The investigative series takes a “fresh look at a very cold case that turns up surprising results” according to the press release. Borden was 32 years old when she was acquitted hacking her father and stepmother to death in 1892. Lizzie became the prime suspect because her sister Emma was out of town and the housekeeper was the only other people in the locked home at the time of the killing. Borden denied having anything to do with the murder but authorities were concerned with her demeanor following the crime.

“When someone is struck multiple times with a hatchet to the head, that’s personal,” crime scene expert Erin Rubas said in the statement.

The case became part of pop culture when kids skipped rope to the rhyme “Lizzie Borden took an axe and gave her mother 40 whacks.” Agnes de Mille danced to it in her 1954 ballet Fall River Legend. Elizabeth Montgomery from Bewitched played the part in the 1975 TV movie The Legend of Lizzie Borden. Christina Ricci did two hatchet jobs: the Lifetime movie Lizzie Borden Took an Ax and 2015’s miniseries The Lizzie Borden Chronicles.

“Every generation has … that one terrible case that we don’t have any answers to,” New York City Office of the Chief Medical Examiner’s criminalist Andrew Schweighardt said in a statement.

48 Hours will show us what the jury of 12 men saw when the case was presented in court and asks whether they couldn’t believe a woman was capable of murder.
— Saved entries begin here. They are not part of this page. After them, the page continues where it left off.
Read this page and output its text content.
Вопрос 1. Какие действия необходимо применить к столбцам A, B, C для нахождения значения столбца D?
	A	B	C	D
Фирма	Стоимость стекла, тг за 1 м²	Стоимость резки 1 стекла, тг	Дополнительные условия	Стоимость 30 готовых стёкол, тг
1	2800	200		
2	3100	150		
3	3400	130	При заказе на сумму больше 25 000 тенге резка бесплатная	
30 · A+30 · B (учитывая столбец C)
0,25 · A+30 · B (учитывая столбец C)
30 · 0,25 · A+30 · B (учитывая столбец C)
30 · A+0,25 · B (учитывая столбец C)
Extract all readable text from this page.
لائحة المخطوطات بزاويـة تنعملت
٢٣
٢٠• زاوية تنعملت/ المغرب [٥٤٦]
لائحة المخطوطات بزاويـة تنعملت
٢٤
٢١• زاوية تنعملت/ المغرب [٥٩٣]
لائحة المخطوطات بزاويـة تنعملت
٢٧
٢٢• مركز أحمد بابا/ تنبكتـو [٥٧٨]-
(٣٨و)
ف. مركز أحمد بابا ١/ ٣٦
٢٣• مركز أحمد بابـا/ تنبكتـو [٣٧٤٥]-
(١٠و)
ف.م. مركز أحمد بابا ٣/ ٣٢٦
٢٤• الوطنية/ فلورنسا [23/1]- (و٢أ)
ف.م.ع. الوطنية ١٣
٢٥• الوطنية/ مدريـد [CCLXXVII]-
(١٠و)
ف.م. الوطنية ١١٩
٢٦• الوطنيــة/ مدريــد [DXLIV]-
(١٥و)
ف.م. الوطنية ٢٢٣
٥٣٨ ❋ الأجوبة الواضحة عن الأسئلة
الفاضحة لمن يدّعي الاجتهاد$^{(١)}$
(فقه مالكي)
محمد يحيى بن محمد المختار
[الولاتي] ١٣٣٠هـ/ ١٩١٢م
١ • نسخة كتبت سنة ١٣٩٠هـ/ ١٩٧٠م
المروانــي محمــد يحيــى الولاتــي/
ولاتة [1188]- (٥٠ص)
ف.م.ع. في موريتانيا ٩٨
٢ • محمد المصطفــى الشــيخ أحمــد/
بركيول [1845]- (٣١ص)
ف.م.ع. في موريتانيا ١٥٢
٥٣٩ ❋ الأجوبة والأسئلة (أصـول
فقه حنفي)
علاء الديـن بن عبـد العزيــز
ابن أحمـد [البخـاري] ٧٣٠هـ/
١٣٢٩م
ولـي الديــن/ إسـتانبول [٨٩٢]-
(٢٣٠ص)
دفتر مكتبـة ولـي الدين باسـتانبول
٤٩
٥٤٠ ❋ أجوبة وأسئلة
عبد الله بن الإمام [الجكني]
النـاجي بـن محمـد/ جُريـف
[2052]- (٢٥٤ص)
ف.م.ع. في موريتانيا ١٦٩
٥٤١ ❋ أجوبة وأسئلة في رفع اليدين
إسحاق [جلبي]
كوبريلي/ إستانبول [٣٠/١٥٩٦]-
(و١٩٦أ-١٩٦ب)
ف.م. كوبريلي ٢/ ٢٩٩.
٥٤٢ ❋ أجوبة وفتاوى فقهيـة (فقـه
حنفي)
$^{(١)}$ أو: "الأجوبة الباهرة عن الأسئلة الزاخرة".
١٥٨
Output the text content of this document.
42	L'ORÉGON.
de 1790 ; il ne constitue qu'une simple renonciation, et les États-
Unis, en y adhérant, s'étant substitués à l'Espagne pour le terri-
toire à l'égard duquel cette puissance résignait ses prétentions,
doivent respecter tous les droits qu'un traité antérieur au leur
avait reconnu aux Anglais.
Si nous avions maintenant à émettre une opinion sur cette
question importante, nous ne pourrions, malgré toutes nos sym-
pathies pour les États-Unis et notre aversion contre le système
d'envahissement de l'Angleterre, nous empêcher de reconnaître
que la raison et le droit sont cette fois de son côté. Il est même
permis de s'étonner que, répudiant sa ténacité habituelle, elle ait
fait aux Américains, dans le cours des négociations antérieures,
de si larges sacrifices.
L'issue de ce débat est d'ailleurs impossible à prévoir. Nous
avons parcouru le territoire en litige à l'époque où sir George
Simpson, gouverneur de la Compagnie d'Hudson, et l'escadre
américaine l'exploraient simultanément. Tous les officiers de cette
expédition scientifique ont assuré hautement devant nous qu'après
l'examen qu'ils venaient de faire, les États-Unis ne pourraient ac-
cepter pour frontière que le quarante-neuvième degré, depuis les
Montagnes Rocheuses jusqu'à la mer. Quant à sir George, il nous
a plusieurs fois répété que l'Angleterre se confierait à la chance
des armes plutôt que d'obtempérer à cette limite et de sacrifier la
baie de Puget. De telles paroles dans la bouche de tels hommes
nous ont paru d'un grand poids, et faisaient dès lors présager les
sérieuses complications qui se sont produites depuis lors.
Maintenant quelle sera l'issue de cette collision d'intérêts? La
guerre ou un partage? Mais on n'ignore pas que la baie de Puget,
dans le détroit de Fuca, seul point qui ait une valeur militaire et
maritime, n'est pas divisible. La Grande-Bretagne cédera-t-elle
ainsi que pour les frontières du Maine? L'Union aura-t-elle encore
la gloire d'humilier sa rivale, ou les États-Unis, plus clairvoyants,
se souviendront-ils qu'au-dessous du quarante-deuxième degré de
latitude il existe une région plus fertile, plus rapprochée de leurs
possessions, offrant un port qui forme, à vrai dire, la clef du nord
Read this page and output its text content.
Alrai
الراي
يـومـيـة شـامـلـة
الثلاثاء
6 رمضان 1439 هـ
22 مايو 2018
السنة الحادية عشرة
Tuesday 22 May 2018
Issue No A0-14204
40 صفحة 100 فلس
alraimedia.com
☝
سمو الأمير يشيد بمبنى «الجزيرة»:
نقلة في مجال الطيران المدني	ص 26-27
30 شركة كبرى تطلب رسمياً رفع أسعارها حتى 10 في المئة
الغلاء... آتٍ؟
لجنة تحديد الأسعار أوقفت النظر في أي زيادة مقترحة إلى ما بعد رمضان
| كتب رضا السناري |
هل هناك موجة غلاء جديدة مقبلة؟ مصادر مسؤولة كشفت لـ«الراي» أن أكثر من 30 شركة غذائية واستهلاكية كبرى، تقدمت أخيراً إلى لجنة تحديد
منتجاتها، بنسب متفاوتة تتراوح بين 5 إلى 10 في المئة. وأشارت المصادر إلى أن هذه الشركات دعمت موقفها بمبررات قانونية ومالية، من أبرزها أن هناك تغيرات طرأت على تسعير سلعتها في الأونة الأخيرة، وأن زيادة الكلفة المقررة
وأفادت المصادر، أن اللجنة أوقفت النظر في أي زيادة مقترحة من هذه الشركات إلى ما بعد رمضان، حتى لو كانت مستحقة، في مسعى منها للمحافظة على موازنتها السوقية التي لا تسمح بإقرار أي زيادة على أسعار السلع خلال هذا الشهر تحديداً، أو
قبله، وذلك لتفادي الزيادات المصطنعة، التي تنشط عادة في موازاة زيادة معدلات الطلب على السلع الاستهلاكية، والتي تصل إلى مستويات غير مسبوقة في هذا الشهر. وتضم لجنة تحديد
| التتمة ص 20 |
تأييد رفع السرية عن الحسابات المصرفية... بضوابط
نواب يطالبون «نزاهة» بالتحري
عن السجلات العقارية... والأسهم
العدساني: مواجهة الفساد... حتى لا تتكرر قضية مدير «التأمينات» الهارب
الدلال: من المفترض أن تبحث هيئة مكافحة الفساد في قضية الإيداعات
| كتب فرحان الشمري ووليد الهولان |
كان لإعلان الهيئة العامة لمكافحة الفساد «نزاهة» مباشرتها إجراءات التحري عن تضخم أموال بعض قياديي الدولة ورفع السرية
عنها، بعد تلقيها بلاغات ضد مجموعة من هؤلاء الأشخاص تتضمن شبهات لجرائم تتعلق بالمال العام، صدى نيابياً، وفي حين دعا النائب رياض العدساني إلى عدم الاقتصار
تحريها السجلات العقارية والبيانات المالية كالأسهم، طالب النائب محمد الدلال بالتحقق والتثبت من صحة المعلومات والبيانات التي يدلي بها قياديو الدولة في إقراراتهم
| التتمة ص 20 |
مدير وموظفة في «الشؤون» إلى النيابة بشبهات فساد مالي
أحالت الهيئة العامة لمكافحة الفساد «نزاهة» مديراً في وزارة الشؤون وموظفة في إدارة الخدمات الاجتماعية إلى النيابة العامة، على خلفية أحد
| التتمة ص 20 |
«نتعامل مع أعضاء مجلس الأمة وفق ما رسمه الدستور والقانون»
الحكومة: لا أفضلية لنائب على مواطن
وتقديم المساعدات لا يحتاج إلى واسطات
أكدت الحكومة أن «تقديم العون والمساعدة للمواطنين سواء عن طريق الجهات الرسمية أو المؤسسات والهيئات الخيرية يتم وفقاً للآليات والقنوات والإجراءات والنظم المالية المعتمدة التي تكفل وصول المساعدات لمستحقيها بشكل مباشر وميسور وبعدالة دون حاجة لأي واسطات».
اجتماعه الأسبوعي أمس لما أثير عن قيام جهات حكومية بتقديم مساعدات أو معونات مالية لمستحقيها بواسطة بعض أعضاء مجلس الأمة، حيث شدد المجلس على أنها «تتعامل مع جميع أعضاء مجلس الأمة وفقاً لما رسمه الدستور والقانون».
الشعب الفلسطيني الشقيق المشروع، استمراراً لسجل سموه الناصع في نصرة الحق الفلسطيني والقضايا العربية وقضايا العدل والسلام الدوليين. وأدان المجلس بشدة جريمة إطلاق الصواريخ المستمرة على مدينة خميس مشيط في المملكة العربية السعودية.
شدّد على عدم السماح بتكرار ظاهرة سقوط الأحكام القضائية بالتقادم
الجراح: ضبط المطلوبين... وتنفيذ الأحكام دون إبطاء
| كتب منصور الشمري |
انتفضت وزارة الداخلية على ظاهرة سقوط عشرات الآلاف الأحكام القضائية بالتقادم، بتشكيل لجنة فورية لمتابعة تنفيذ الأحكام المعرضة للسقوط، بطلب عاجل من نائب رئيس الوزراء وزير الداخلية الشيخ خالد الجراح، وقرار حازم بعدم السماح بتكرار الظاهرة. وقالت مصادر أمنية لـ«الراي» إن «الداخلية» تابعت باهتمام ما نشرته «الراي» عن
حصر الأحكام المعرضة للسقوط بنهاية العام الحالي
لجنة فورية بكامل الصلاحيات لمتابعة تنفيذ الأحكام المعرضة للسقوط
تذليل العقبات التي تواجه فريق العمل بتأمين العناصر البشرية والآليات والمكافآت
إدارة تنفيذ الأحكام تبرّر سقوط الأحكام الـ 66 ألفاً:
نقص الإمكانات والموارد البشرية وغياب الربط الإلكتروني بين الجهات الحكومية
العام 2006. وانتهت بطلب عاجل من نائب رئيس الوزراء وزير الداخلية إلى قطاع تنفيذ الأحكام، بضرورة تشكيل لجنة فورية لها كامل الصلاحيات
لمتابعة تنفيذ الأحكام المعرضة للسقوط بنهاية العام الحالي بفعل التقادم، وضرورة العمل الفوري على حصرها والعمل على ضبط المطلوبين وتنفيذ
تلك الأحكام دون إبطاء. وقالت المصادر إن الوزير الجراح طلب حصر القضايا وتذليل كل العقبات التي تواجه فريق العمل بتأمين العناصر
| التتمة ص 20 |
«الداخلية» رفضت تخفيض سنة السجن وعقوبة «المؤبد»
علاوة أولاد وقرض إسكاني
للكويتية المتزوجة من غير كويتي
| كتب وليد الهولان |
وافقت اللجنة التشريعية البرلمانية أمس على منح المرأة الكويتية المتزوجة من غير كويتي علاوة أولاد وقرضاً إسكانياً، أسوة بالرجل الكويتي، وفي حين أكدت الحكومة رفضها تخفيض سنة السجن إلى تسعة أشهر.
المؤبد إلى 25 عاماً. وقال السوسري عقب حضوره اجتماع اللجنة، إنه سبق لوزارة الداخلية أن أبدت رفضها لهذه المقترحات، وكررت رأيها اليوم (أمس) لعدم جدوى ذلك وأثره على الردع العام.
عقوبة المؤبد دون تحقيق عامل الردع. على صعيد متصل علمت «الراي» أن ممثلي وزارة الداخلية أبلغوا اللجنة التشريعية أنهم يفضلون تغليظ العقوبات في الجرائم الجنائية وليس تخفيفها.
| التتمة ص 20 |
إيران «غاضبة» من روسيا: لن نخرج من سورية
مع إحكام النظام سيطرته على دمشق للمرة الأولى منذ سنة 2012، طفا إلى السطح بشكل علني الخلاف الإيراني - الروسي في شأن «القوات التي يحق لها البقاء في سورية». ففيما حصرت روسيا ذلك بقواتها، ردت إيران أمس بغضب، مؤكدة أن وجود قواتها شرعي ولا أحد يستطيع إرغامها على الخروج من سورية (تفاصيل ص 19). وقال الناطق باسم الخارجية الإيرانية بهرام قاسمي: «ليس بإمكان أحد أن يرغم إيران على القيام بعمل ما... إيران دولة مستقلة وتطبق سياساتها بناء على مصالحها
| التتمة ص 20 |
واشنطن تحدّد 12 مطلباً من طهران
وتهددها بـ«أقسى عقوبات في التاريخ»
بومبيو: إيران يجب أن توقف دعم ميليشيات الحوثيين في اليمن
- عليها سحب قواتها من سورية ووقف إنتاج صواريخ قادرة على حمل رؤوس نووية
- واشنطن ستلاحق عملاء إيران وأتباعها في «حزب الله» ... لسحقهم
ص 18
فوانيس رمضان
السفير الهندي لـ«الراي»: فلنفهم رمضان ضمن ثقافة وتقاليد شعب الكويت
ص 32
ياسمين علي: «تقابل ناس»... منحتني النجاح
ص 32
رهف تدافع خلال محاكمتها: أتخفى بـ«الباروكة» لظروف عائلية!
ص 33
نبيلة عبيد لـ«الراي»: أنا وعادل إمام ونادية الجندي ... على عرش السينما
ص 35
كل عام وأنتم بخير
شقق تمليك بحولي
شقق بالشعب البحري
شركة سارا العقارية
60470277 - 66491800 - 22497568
Moriarty and 48 Hours will present the case to a jury today to see if they can “separate fact from fable.” Male and female jurors will reexamine the case by hearing the evidence originally presented to 12 men in 1893. Moriarty will also be on the scene while the jury deliberates, in a rare inside look at how people talk their way through the evidence to decide the fate of another human.

The press statement ponders what the jury will find. What if everything we were told was wrong and everything the kids said was true. I want to know what would Lizzie’s parents think.